Aslında geçmişten bu yana Halaf, Obeyd ve Uruk dönemlerinde Mezopotamya’nın kuzey yayılım alanı, kültürel etkileşim alanı içinde yer alan Fırat Havzası aynı zamanda Transkafkasya-Doğu Anadolu’nun kimi kültürel özelliklerini de sürdürmeye çalışır. İlk Tunç Çağı’nda Transkafkasya Kültürü’nün bölgede daha baskın olmasına karşının eskinin Geç Uruk Kültürünün  etkisinin zayıf da olsa devam ettiği görülür.

İlk Tunç Çağı II dönemine yani MÖ. 2750 – 2500 yılları arasında ise Transkafkasya kökenli topluluklar ve kültürler gelenek görenekleri yanında ekonomik ve sosyal düzenleriyle de belirgin bir değişime yol açarlar. Güney bölgelerle geçmişten beri süregelen kültürel ve ekonomik işbirliğinin artık belirgin bir biçimde kesintiye  uğradığı anlaşılmaktadır.

Bu dönemin sonlarına doğru yerleşmelerin kapladıkları alanlar büyümeye başlar. Bu çerçevede daha karmaşık politik bir organizasyonda kendini gerekli kılar. Nüfus ve buna bağlı olarak yerleşme sayısındaki artış bölgesel yönetimleri dolayısıyla bu bölgesel yönetimlerin yerleşim merkezlerinin doğmasına neden olur. Bununla birlikte bu merkezi yerleşmelerin çevresinde daha küçük boyutlu, köy niteliğindeki yerleşme alanları da varlıklarını sürdürmüşlerdir. Yine bu yerleşmelerde ortaya çıkarılan yuvarlak planlı çukur tabanlı evler bu alanları geçici barınak olarak kullanan insanların hala varlığını koruduklarını gösterir. Bölgede yerleşik yaşam biçimi yaygınlaşmakla birlikte, yarı göçebe bir yaşam tarzı da varlığını korumaktadır.
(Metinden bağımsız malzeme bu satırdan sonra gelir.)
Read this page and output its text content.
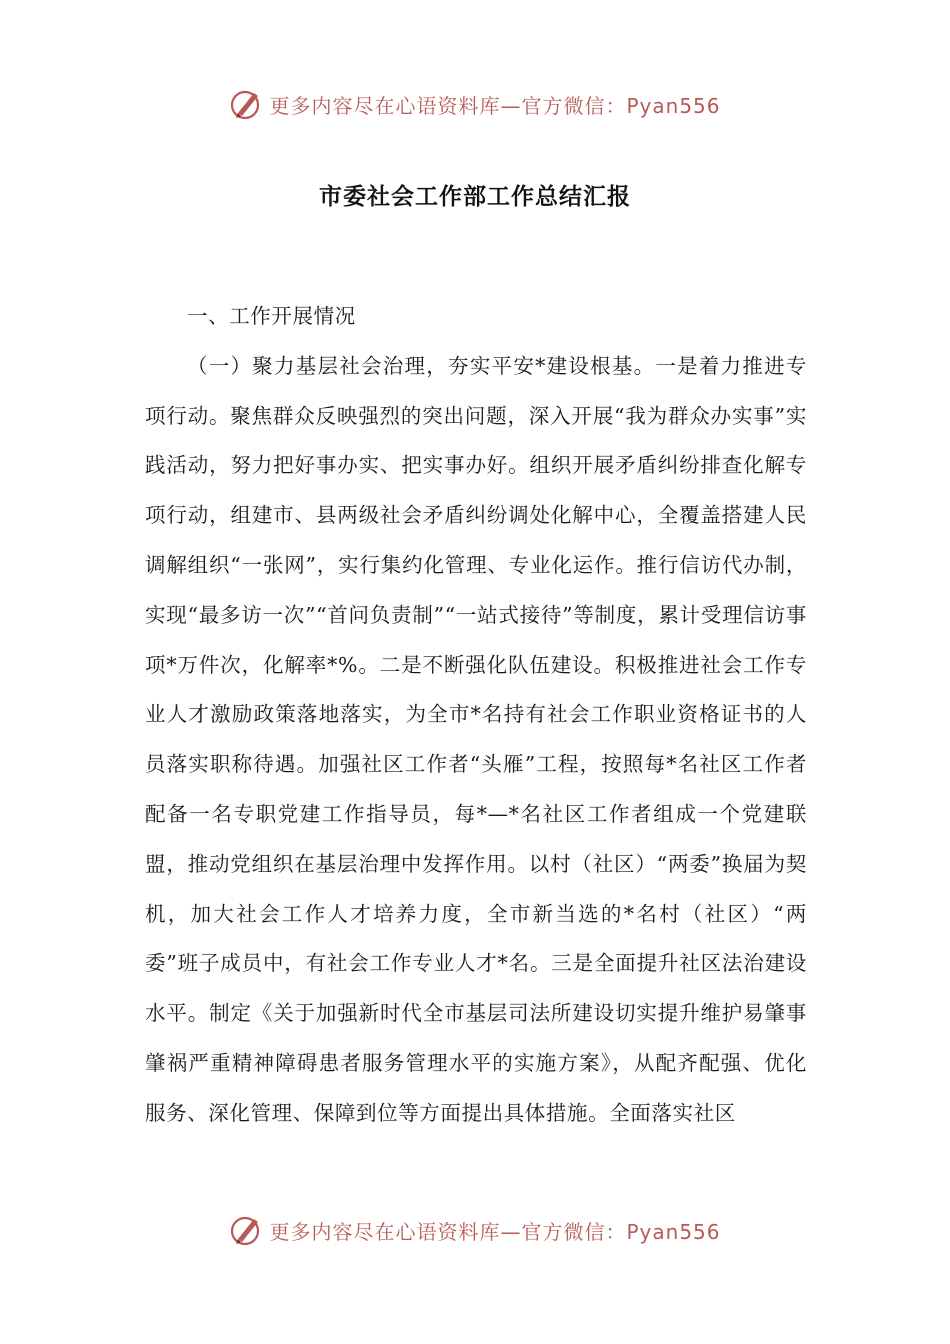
更多内容尽在心语资料库—官方微信：Pyan556
市委社会工作部工作总结汇报

一、工作开展情况

（一）聚力基层社会治理，夯实平安*建设根基。一是着力推进专项行动。聚焦群众反映强烈的突出问题，深入开展“我为群众办实事”实践活动，努力把好事办实、把实事办好。组织开展矛盾纠纷排查化解专项行动，组建市、县两级社会矛盾纠纷调处化解中心，全覆盖搭建人民调解组织“一张网”，实行集约化管理、专业化运作。推行信访代办制，实现“最多访一次”“首问负责制”“一站式接待”等制度，累计受理信访事项*万件次，化解率*%。二是不断强化队伍建设。积极推进社会工作专业人才激励政策落地落实，为全市*名持有社会工作职业资格证书的人员落实职称待遇。加强社区工作者“头雁”工程，按照每*名社区工作者配备一名专职党建工作指导员，每*—*名社区工作者组成一个党建联盟，推动党组织在基层治理中发挥作用。以村（社区）“两委”换届为契机，加大社会工作人才培养力度，全市新当选的*名村（社区）“两委”班子成员中，有社会工作专业人才*名。三是全面提升社区法治建设水平。制定《关于加强新时代全市基层司法所建设切实提升维护易肇事肇祸严重精神障碍患者服务管理水平的实施方案》，从配齐配强、优化服务、深化管理、保障到位等方面提出具体措施。全面落实社区

更多内容尽在心语资料库—官方微信：Pyan556
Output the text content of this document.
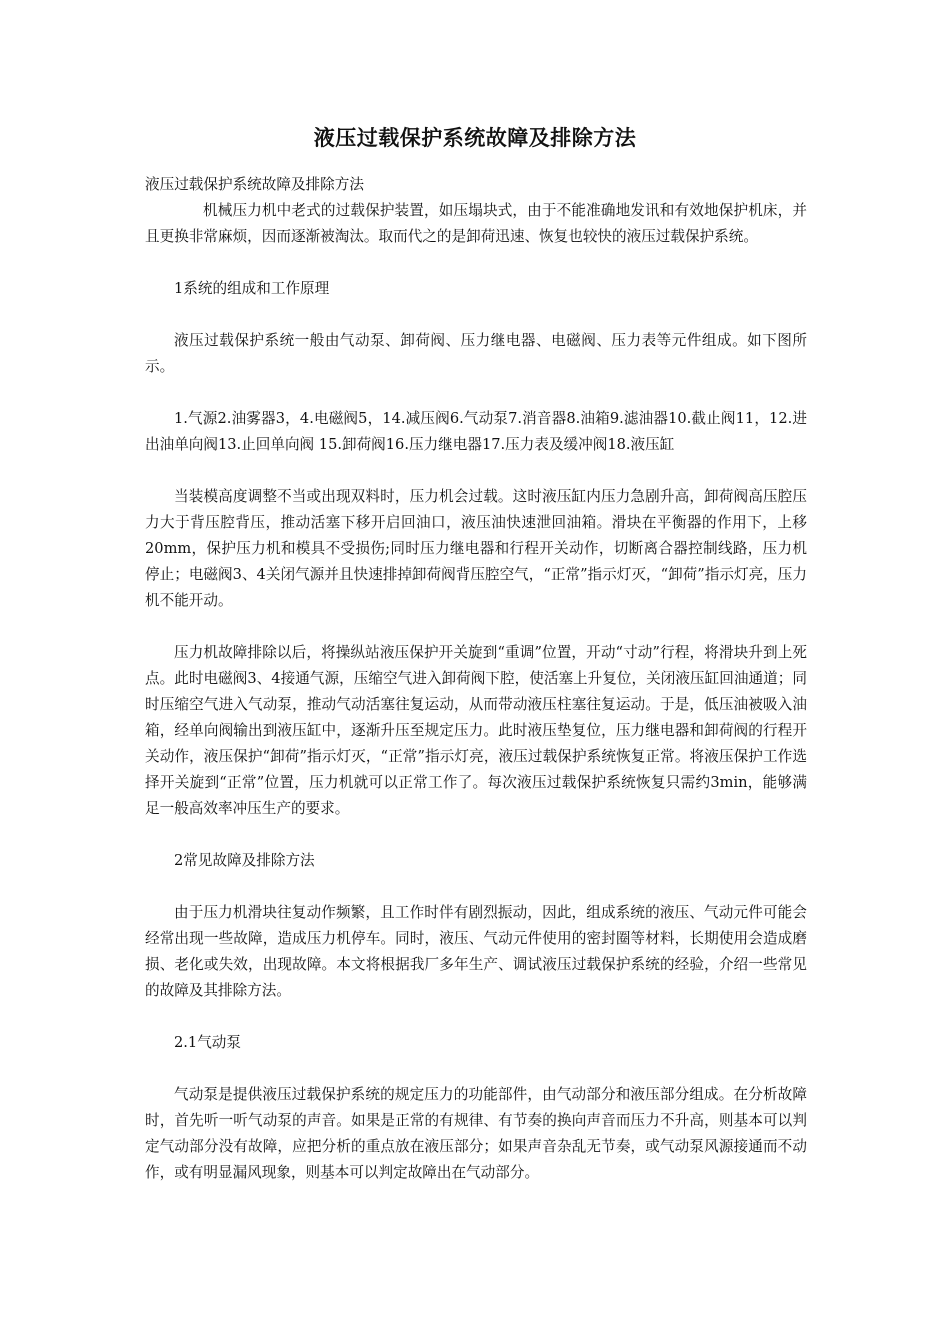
液压过载保护系统故障及排除方法

液压过载保护系统故障及排除方法

机械压力机中老式的过载保护装置，如压塌块式，由于不能准确地发讯和有效地保护机床，并且更换非常麻烦，因而逐渐被淘汰。取而代之的是卸荷迅速、恢复也较快的液压过载保护系统。

1系统的组成和工作原理

液压过载保护系统一般由气动泵、卸荷阀、压力继电器、电磁阀、压力表等元件组成。如下图所示。

1.气源2.油雾器3，4.电磁阀5，14.减压阀6.气动泵7.消音器8.油箱9.滤油器10.截止阀11，12.进出油单向阀13.止回单向阀 15.卸荷阀16.压力继电器17.压力表及缓冲阀18.液压缸

当装模高度调整不当或出现双料时，压力机会过载。这时液压缸内压力急剧升高，卸荷阀高压腔压力大于背压腔背压，推动活塞下移开启回油口，液压油快速泄回油箱。滑块在平衡器的作用下，上移20mm，保护压力机和模具不受损伤;同时压力继电器和行程开关动作，切断离合器控制线路，压力机停止；电磁阀3、4关闭气源并且快速排掉卸荷阀背压腔空气，“正常”指示灯灭，“卸荷”指示灯亮，压力机不能开动。

压力机故障排除以后，将操纵站液压保护开关旋到“重调”位置，开动“寸动”行程，将滑块升到上死点。此时电磁阀3、4接通气源，压缩空气进入卸荷阀下腔，使活塞上升复位，关闭液压缸回油通道；同时压缩空气进入气动泵，推动气动活塞往复运动，从而带动液压柱塞往复运动。于是，低压油被吸入油箱，经单向阀输出到液压缸中，逐渐升压至规定压力。此时液压垫复位，压力继电器和卸荷阀的行程开关动作，液压保护“卸荷”指示灯灭，“正常”指示灯亮，液压过载保护系统恢复正常。将液压保护工作选择开关旋到“正常”位置，压力机就可以正常工作了。每次液压过载保护系统恢复只需约3min，能够满足一般高效率冲压生产的要求。

2常见故障及排除方法

由于压力机滑块往复动作频繁，且工作时伴有剧烈振动，因此，组成系统的液压、气动元件可能会经常出现一些故障，造成压力机停车。同时，液压、气动元件使用的密封圈等材料，长期使用会造成磨损、老化或失效，出现故障。本文将根据我厂多年生产、调试液压过载保护系统的经验，介绍一些常见的故障及其排除方法。

2.1气动泵

气动泵是提供液压过载保护系统的规定压力的功能部件，由气动部分和液压部分组成。在分析故障时，首先听一听气动泵的声音。如果是正常的有规律、有节奏的换向声音而压力不升高，则基本可以判定气动部分没有故障，应把分析的重点放在液压部分；如果声音杂乱无节奏，或气动泵风源接通而不动作，或有明显漏风现象，则基本可以判定故障出在气动部分。
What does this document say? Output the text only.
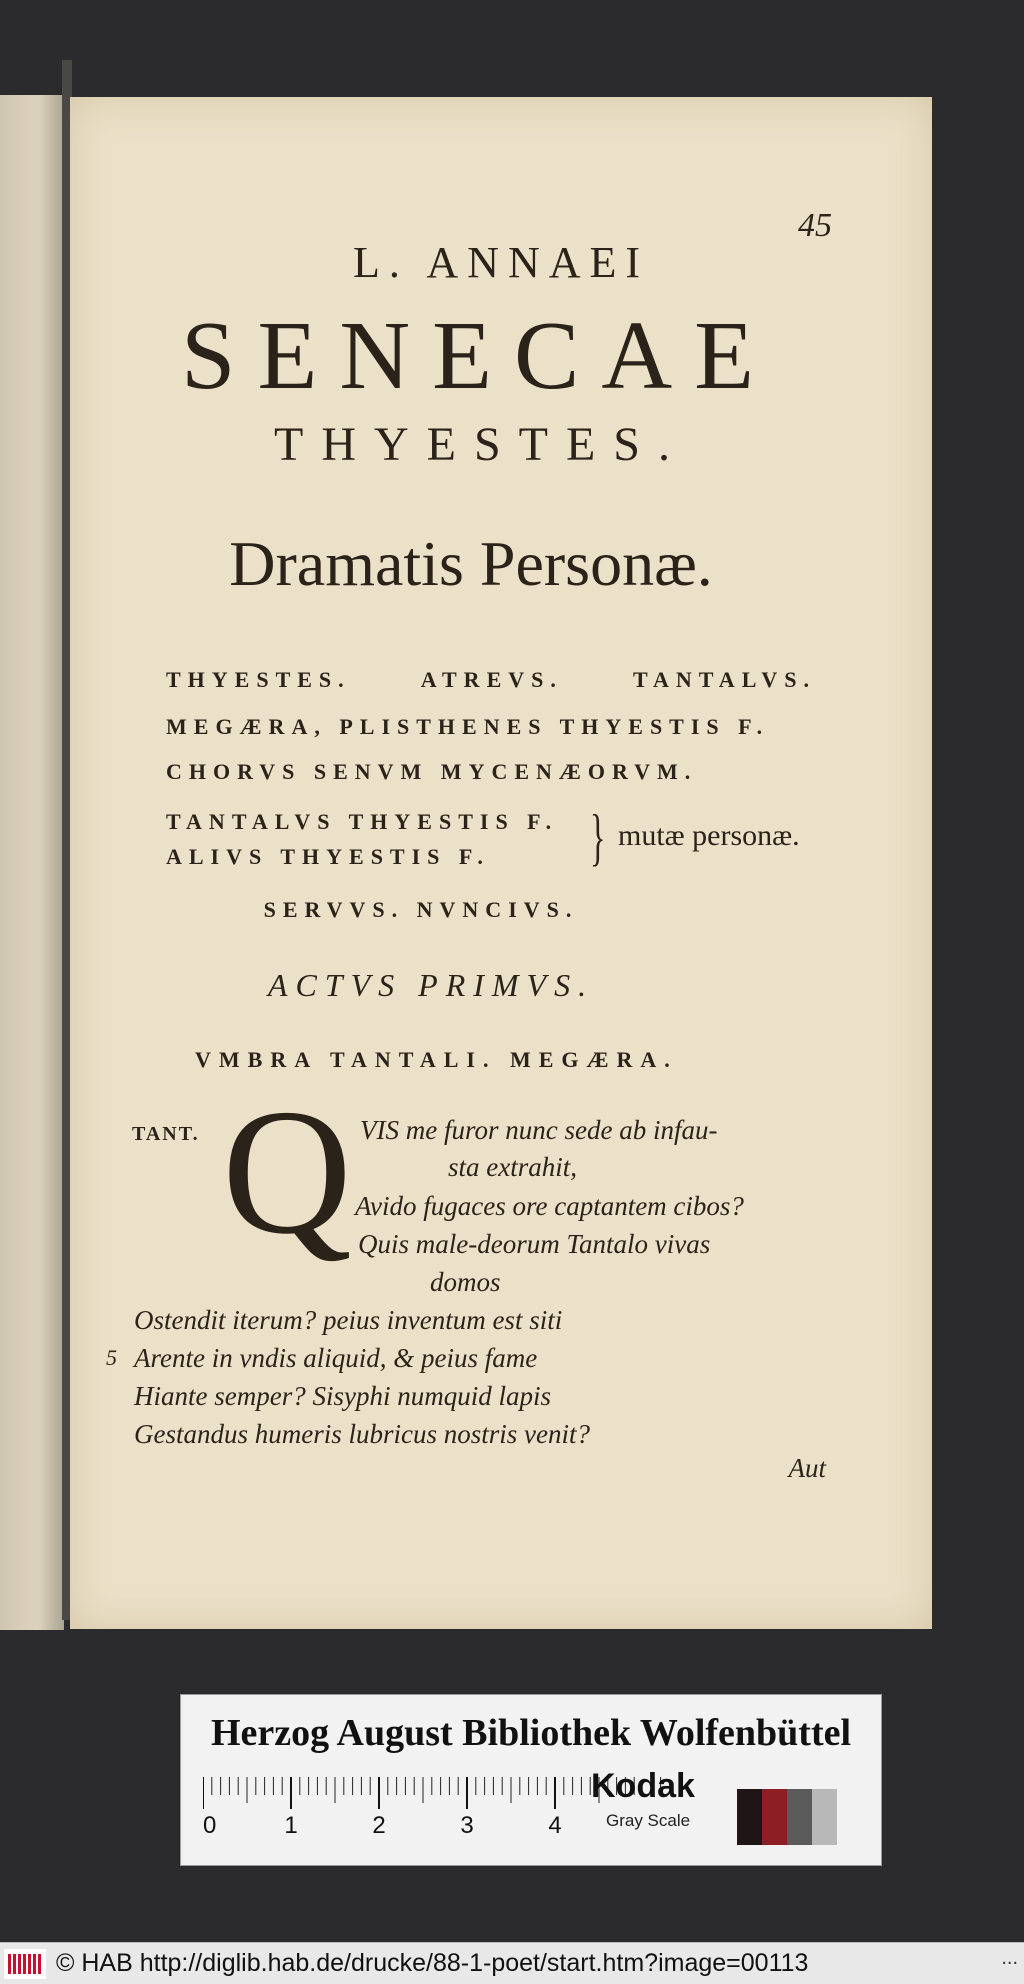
45
L. ANNAEI
SENECAE
THYESTES.
Dramatis Personæ.
THYESTES.	ATREVS.	TANTALVS.
MEGÆRA, PLISTHENES THYESTIS F.
CHORVS SENVM MYCENÆORVM.
TANTALVS THYESTIS F.
ALIVS THYESTIS F. } mutæ personæ.
SERVVS. NVNCIVS.
ACTVS PRIMVS.
VMBRA TANTALI. MEGÆRA.
TANT. Q VIS me furor nunc sede ab infau-
sta extrahit,
Avido fugaces ore captantem cibos?
Quis male-deorum Tantalo vivas
domos
Ostendit iterum? peius inventum est siti
Arente in vndis aliquid, & peius fame
Hiante semper? Sisyphi numquid lapis
Gestandus humeris lubricus nostris venit?
5
Aut
Herzog August Bibliothek Wolfenbüttel
0	1	2	3	4
Kodak
Gray Scale
© HAB http://diglib.hab.de/drucke/88-1-poet/start.htm?image=00113	...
Bu dönem yerleşmelerine yayılan boyalı çanak çömlekler, kemik aletler, çeşitli süs eşyaları ve metal nesneler topluluklarına iç gücü ve mesleki gelişimlerinin ulaştığı noktayı gösterir.

Toros Dağları’nın güneyinde yer alan alanlarda MÖ. 2500’lerden sonra yoğun bir kentleşme sürecinin başladığı anlaşılmaktadır. Yukarı Mezopotamya’nın bu dönemde tümüne yayılan bu kentleşme sürecini Obeyd dönemindeki kentleşme sürecini de hesaba katarak ikinci bir süreç olarak düşünebiliriz.

Çok sayıda oda içeren büyük boyutlu yapılarda, depolama, yemek pişirme işlemlerinin yapıldığı ayrı belirlenmiş alanların ortaya çıktığı görülmektedir.

İlk Tunç Çağı’nın  sonlarında  yani MÖ. 2000’lerde Doğu ve Güneydoğu Anadolu bölgesinde merkezi bir yönetimin varlığını gösterecek herhangi bir kanıt bulunamamıştır. Bölge bu yapısıyla Mezopotamya ve Kuzey Suriye bölgelerinden ayrılır. Bu dönemlerde özellikle Güney Mezopotamya’da büyük ölçekli kentler ve bölgesel krallıklar oluşmaya başlamıştır. Bunun yanında yukarıda bahsettiğimiz büyük boyutlu konaklar, statü eşyaları ve taş sandık mezarlarla bulunan çok sayıda çanak çömlek ve metal nesneler yerli bir seçkin sınıfın da bulunduğunu gösterir. Bu dönemde seçkin sınıf ortaya çıkmış ve kentleşme tekrar hız kazanmıştır.  Bu olgu  MÖ. 2. binyılın başında ortaya çıkacak daha büyük merkezi güçler ve bunların başkentleriyle  pekişecektir.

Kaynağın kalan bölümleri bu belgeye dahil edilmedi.